Pros and cons of financing a car
Financing a car is a better investment than a lease. You’ll eventually own your car and drive it for a long time, and your car payments eventually go away. However, it might not be the best option for everyone as there are still benefits and drawbacks to consider.
Benefits of financing a car
- Ownership of the car
- No more monthly payments after the loan is paid off
- Can sell or trade-in the car for equity
- No kilometer restrictions
- Can drive the car long term
The biggest benefit to financing a car is that you’ll actually own the vehicle after the loan is paid off, and you won’t need to worry about setting aside this money for month-to-month payments anymore. This also allows you to customize your ride freely, and sell or trade-in your vehicle for cash when needed. You can also drive as much as you’d like and keep the car until it dies.
Drawbacks of financing a car
- Higher payments each month
- Out of pocket repair costs after the warranty expires
The main drawback to financing a car is having a higher monthly payment because your payment is calculated based on the entire price of the vehicle and the loan interest. Lease payments are based only on the period you’re renting the car for. Additionally, after the new-car warranty expires, you’ll also have to pay for any repairs out of pocket if it isn’t covered by your auto insurance. Remember, car insurance is for the sudden and unexpected. If you want to protect your physical car, you’ll also need comprehensive and collision coverage.
Is it cheaper to lease or finance a car?
Whether leasing or financing a car is cheaper depends on your perspective and timeline.
In the short term, leasing will be cheaper than financing. Generally, lease payments will be 30-60% lower than a loan payment, assuming all factors are the same in both cases, including the vehicle model, the price, the term length, and the downpayment.

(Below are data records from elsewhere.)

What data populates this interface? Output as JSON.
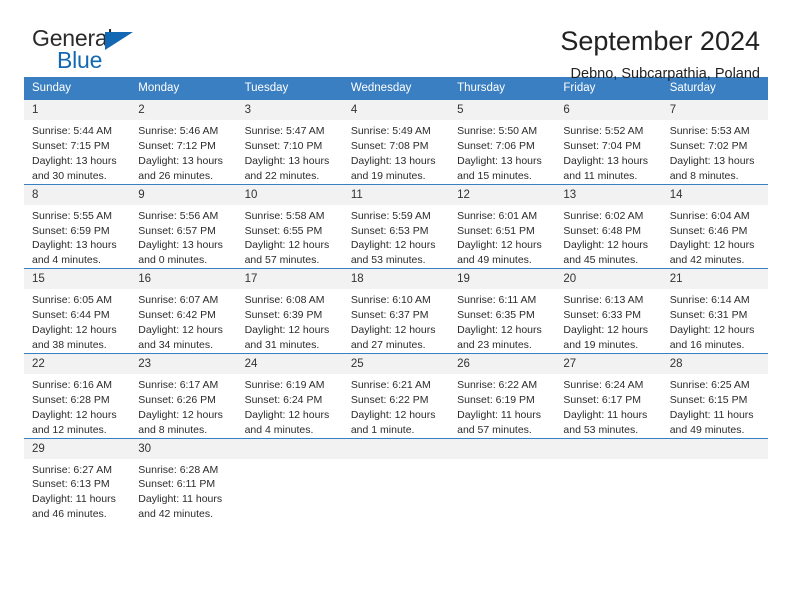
{
  "brand": {
    "name_top": "General",
    "name_bottom": "Blue",
    "accent_color": "#1268b3"
  },
  "header": {
    "title": "September 2024",
    "subtitle": "Debno, Subcarpathia, Poland"
  },
  "theme": {
    "header_blue": "#3a7fc1",
    "daynum_bg": "#f2f2f2",
    "text": "#222222"
  },
  "labels": {
    "sunrise_prefix": "Sunrise:",
    "sunset_prefix": "Sunset:",
    "daylight_prefix": "Daylight:"
  },
  "weekdays": [
    "Sunday",
    "Monday",
    "Tuesday",
    "Wednesday",
    "Thursday",
    "Friday",
    "Saturday"
  ],
  "weeks": [
    [
      {
        "day": "1",
        "sunrise": "Sunrise: 5:44 AM",
        "sunset": "Sunset: 7:15 PM",
        "daylight_line1": "Daylight: 13 hours",
        "daylight_line2": "and 30 minutes."
      },
      {
        "day": "2",
        "sunrise": "Sunrise: 5:46 AM",
        "sunset": "Sunset: 7:12 PM",
        "daylight_line1": "Daylight: 13 hours",
        "daylight_line2": "and 26 minutes."
      },
      {
        "day": "3",
        "sunrise": "Sunrise: 5:47 AM",
        "sunset": "Sunset: 7:10 PM",
        "daylight_line1": "Daylight: 13 hours",
        "daylight_line2": "and 22 minutes."
      },
      {
        "day": "4",
        "sunrise": "Sunrise: 5:49 AM",
        "sunset": "Sunset: 7:08 PM",
        "daylight_line1": "Daylight: 13 hours",
        "daylight_line2": "and 19 minutes."
      },
      {
        "day": "5",
        "sunrise": "Sunrise: 5:50 AM",
        "sunset": "Sunset: 7:06 PM",
        "daylight_line1": "Daylight: 13 hours",
        "daylight_line2": "and 15 minutes."
      },
      {
        "day": "6",
        "sunrise": "Sunrise: 5:52 AM",
        "sunset": "Sunset: 7:04 PM",
        "daylight_line1": "Daylight: 13 hours",
        "daylight_line2": "and 11 minutes."
      },
      {
        "day": "7",
        "sunrise": "Sunrise: 5:53 AM",
        "sunset": "Sunset: 7:02 PM",
        "daylight_line1": "Daylight: 13 hours",
        "daylight_line2": "and 8 minutes."
      }
    ],
    [
      {
        "day": "8",
        "sunrise": "Sunrise: 5:55 AM",
        "sunset": "Sunset: 6:59 PM",
        "daylight_line1": "Daylight: 13 hours",
        "daylight_line2": "and 4 minutes."
      },
      {
        "day": "9",
        "sunrise": "Sunrise: 5:56 AM",
        "sunset": "Sunset: 6:57 PM",
        "daylight_line1": "Daylight: 13 hours",
        "daylight_line2": "and 0 minutes."
      },
      {
        "day": "10",
        "sunrise": "Sunrise: 5:58 AM",
        "sunset": "Sunset: 6:55 PM",
        "daylight_line1": "Daylight: 12 hours",
        "daylight_line2": "and 57 minutes."
      },
      {
        "day": "11",
        "sunrise": "Sunrise: 5:59 AM",
        "sunset": "Sunset: 6:53 PM",
        "daylight_line1": "Daylight: 12 hours",
        "daylight_line2": "and 53 minutes."
      },
      {
        "day": "12",
        "sunrise": "Sunrise: 6:01 AM",
        "sunset": "Sunset: 6:51 PM",
        "daylight_line1": "Daylight: 12 hours",
        "daylight_line2": "and 49 minutes."
      },
      {
        "day": "13",
        "sunrise": "Sunrise: 6:02 AM",
        "sunset": "Sunset: 6:48 PM",
        "daylight_line1": "Daylight: 12 hours",
        "daylight_line2": "and 45 minutes."
      },
      {
        "day": "14",
        "sunrise": "Sunrise: 6:04 AM",
        "sunset": "Sunset: 6:46 PM",
        "daylight_line1": "Daylight: 12 hours",
        "daylight_line2": "and 42 minutes."
      }
    ],
    [
      {
        "day": "15",
        "sunrise": "Sunrise: 6:05 AM",
        "sunset": "Sunset: 6:44 PM",
        "daylight_line1": "Daylight: 12 hours",
        "daylight_line2": "and 38 minutes."
      },
      {
        "day": "16",
        "sunrise": "Sunrise: 6:07 AM",
        "sunset": "Sunset: 6:42 PM",
        "daylight_line1": "Daylight: 12 hours",
        "daylight_line2": "and 34 minutes."
      },
      {
        "day": "17",
        "sunrise": "Sunrise: 6:08 AM",
        "sunset": "Sunset: 6:39 PM",
        "daylight_line1": "Daylight: 12 hours",
        "daylight_line2": "and 31 minutes."
      },
      {
        "day": "18",
        "sunrise": "Sunrise: 6:10 AM",
        "sunset": "Sunset: 6:37 PM",
        "daylight_line1": "Daylight: 12 hours",
        "daylight_line2": "and 27 minutes."
      },
      {
        "day": "19",
        "sunrise": "Sunrise: 6:11 AM",
        "sunset": "Sunset: 6:35 PM",
        "daylight_line1": "Daylight: 12 hours",
        "daylight_line2": "and 23 minutes."
      },
      {
        "day": "20",
        "sunrise": "Sunrise: 6:13 AM",
        "sunset": "Sunset: 6:33 PM",
        "daylight_line1": "Daylight: 12 hours",
        "daylight_line2": "and 19 minutes."
      },
      {
        "day": "21",
        "sunrise": "Sunrise: 6:14 AM",
        "sunset": "Sunset: 6:31 PM",
        "daylight_line1": "Daylight: 12 hours",
        "daylight_line2": "and 16 minutes."
      }
    ],
    [
      {
        "day": "22",
        "sunrise": "Sunrise: 6:16 AM",
        "sunset": "Sunset: 6:28 PM",
        "daylight_line1": "Daylight: 12 hours",
        "daylight_line2": "and 12 minutes."
      },
      {
        "day": "23",
        "sunrise": "Sunrise: 6:17 AM",
        "sunset": "Sunset: 6:26 PM",
        "daylight_line1": "Daylight: 12 hours",
        "daylight_line2": "and 8 minutes."
      },
      {
        "day": "24",
        "sunrise": "Sunrise: 6:19 AM",
        "sunset": "Sunset: 6:24 PM",
        "daylight_line1": "Daylight: 12 hours",
        "daylight_line2": "and 4 minutes."
      },
      {
        "day": "25",
        "sunrise": "Sunrise: 6:21 AM",
        "sunset": "Sunset: 6:22 PM",
        "daylight_line1": "Daylight: 12 hours",
        "daylight_line2": "and 1 minute."
      },
      {
        "day": "26",
        "sunrise": "Sunrise: 6:22 AM",
        "sunset": "Sunset: 6:19 PM",
        "daylight_line1": "Daylight: 11 hours",
        "daylight_line2": "and 57 minutes."
      },
      {
        "day": "27",
        "sunrise": "Sunrise: 6:24 AM",
        "sunset": "Sunset: 6:17 PM",
        "daylight_line1": "Daylight: 11 hours",
        "daylight_line2": "and 53 minutes."
      },
      {
        "day": "28",
        "sunrise": "Sunrise: 6:25 AM",
        "sunset": "Sunset: 6:15 PM",
        "daylight_line1": "Daylight: 11 hours",
        "daylight_line2": "and 49 minutes."
      }
    ],
    [
      {
        "day": "29",
        "sunrise": "Sunrise: 6:27 AM",
        "sunset": "Sunset: 6:13 PM",
        "daylight_line1": "Daylight: 11 hours",
        "daylight_line2": "and 46 minutes."
      },
      {
        "day": "30",
        "sunrise": "Sunrise: 6:28 AM",
        "sunset": "Sunset: 6:11 PM",
        "daylight_line1": "Daylight: 11 hours",
        "daylight_line2": "and 42 minutes."
      },
      {
        "day": "",
        "sunrise": "",
        "sunset": "",
        "daylight_line1": "",
        "daylight_line2": ""
      },
      {
        "day": "",
        "sunrise": "",
        "sunset": "",
        "daylight_line1": "",
        "daylight_line2": ""
      },
      {
        "day": "",
        "sunrise": "",
        "sunset": "",
        "daylight_line1": "",
        "daylight_line2": ""
      },
      {
        "day": "",
        "sunrise": "",
        "sunset": "",
        "daylight_line1": "",
        "daylight_line2": ""
      },
      {
        "day": "",
        "sunrise": "",
        "sunset": "",
        "daylight_line1": "",
        "daylight_line2": ""
      }
    ]
  ]
}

In the long term, financing a car will be less expensive than leasing a car if you decide to keep the vehicle after it is completely paid off. This way, you can drive the car for many years, and the cost you paid during the loan period can be spread out. For instance, let’s say you finished financing a vehicle for $30,000 and plan to drive it for as long as possible. The one price of $30,000 could potentially be spread over 10 years while leasing means you would still be making month-to-month payments all this time.
The effect of leasing vs. financing on your car insurance
When it comes to auto insurance, providers don’t technically look at whether you are leasing or financing to calculate your rate. Instead, companies look at vehicle-specific factors, such as the make and model of your car, and personal factors, such as your driving history and age.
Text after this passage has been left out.